M. Jacques Gautier. Monsieur le président, monsieur le secrétaire d’État, monsieur le président de la commission spéciale, monsieur le rapporteur, mes chers collègues, ce texte est emblématique d’un fort volontarisme politique en matière d’aménagement du territoire et de développement économique. Il renoue avec une tradition française qui place l’État au cœur de la réalisation des grands projets structurants de dimension nationale.

M. Charles Pasqua. Très bien !

M. Jacques Gautier. Ce volontarisme, c’est celui du Président de la République, Nicolas Sarkozy, qui s’est personnellement investi dans ce projet d’envergure, et vous a confié, monsieur le secrétaire d’État, la difficile mission de faire de l’agglomération parisienne une ville-monde attractive, à l’avant-garde de l’innovation et du développement durable, au sein d’une compétition internationale de plus en plus dure, tout en améliorant la qualité de vie des habitants de la région-capitale.
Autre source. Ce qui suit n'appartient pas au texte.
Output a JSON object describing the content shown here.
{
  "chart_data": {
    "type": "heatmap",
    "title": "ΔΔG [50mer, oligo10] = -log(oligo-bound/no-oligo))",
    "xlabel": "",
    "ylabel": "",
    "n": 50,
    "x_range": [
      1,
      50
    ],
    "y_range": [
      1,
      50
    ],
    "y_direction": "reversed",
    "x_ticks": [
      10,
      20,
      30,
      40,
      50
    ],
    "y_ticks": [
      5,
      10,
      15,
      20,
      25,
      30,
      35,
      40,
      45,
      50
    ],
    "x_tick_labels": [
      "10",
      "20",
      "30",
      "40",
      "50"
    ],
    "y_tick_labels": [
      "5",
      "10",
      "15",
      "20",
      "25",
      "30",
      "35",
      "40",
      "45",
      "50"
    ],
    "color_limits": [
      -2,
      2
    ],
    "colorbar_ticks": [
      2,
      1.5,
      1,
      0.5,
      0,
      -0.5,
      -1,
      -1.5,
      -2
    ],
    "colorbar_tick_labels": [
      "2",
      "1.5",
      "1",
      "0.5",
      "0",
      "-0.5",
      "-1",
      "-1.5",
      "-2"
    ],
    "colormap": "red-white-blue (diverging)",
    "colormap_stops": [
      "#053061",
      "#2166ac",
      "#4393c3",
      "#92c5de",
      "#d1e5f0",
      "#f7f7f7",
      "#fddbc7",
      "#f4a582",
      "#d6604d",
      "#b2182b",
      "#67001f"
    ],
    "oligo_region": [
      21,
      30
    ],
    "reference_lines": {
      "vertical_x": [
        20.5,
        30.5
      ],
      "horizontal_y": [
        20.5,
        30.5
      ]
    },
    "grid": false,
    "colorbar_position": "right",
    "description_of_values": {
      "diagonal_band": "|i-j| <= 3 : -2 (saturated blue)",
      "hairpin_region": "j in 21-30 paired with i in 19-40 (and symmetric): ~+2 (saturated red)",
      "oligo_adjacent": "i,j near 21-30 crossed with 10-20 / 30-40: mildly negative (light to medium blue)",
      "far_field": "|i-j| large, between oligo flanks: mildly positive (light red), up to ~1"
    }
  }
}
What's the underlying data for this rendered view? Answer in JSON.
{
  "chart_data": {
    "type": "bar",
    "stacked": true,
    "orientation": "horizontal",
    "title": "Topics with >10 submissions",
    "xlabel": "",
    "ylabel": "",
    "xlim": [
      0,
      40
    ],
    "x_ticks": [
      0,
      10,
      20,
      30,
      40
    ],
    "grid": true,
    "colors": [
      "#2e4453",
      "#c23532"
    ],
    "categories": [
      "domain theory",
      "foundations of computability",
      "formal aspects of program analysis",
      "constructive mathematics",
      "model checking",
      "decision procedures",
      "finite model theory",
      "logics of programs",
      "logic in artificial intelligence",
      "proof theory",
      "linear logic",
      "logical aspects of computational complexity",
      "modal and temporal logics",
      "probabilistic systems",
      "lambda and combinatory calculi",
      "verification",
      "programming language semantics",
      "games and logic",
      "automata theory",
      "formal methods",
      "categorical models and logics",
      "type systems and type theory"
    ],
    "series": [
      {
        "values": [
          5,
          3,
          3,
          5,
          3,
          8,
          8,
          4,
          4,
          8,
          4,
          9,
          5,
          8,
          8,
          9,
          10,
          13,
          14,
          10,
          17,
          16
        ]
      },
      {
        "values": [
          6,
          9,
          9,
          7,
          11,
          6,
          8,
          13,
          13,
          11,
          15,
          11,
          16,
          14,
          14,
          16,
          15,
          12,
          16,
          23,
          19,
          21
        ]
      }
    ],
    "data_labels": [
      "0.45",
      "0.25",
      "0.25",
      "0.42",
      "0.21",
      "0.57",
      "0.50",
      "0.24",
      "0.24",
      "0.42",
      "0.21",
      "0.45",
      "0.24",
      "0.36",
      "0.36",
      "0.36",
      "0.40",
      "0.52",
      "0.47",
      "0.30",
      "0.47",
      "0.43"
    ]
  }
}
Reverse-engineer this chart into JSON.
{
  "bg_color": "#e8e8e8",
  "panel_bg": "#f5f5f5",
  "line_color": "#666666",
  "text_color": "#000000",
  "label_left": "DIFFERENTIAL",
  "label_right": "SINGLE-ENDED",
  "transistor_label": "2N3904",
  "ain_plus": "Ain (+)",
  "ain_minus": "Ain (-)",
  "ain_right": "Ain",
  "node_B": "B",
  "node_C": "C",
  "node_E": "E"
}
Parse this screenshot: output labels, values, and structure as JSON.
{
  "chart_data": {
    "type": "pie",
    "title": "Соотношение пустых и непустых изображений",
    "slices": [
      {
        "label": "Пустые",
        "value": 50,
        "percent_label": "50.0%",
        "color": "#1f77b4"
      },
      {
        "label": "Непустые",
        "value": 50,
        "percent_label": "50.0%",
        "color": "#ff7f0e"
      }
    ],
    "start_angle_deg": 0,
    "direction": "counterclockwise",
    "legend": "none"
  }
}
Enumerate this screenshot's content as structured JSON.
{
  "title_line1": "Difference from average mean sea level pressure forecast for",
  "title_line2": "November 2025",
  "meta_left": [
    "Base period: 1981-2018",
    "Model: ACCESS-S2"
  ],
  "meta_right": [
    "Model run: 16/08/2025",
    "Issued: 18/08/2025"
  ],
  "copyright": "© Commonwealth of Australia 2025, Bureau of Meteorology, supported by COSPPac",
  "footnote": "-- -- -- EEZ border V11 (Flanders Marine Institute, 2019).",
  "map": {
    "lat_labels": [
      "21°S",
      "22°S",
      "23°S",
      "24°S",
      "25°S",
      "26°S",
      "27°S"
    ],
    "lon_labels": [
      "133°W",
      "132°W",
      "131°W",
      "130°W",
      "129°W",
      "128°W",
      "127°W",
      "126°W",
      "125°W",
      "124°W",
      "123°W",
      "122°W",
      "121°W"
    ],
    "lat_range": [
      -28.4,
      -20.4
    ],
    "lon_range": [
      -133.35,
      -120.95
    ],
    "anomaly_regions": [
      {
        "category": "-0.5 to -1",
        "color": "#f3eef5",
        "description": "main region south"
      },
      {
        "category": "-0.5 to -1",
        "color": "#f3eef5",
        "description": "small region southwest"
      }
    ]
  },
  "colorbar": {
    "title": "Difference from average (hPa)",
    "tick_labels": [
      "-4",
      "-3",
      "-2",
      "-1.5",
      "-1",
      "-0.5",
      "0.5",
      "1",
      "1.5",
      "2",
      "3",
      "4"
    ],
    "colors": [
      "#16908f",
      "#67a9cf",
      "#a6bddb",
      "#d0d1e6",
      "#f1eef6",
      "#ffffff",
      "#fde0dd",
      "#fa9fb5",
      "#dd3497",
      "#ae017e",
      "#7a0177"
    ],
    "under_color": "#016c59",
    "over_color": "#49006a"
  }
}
Le défi est énorme, non seulement pour Paris, mais aussi pour notre pays, et nous devons le relever ensemble.

Ce projet, qui dessine ce que sera notre métropole dans quinze ans, témoigne d’une véritable ambition, porteuse d’avenir, qui profitera à la nation tout entière.

En effet, le Grand Paris est un projet d’intérêt général, qui n’oppose pas la droite à la gauche, l’Île-de-France aux autres régions. C’est un projet urbain global, nécessaire à la France, conçu en lien étroit avec le pays.

Monsieur le secrétaire d’État, certains n’ont voulu voir dans votre texte qu’un projet de réseau de transport automatique ou d’aménagement du plateau de Saclay. Or vous nous avez proposé une véritable « boîte à outils », qui nous permettra de définir et de réaliser, ensemble, une quarantaine de gares et, autour d’elles, des pôles de développement économique comportant des logements, des services publics et des activités, cela grâce aux « contrats de développement territorial », instruments novateurs qui sont au cœur du partenariat entre l’aménageur, la Société du Grand Paris, ou SGP, et les collectivités territoriales concernées.

Ce texte a été amélioré grâce au travail effectué au Sénat, notamment par le rapporteur Jean-Pierre Fourcade, auquel je tiens à rendre hommage.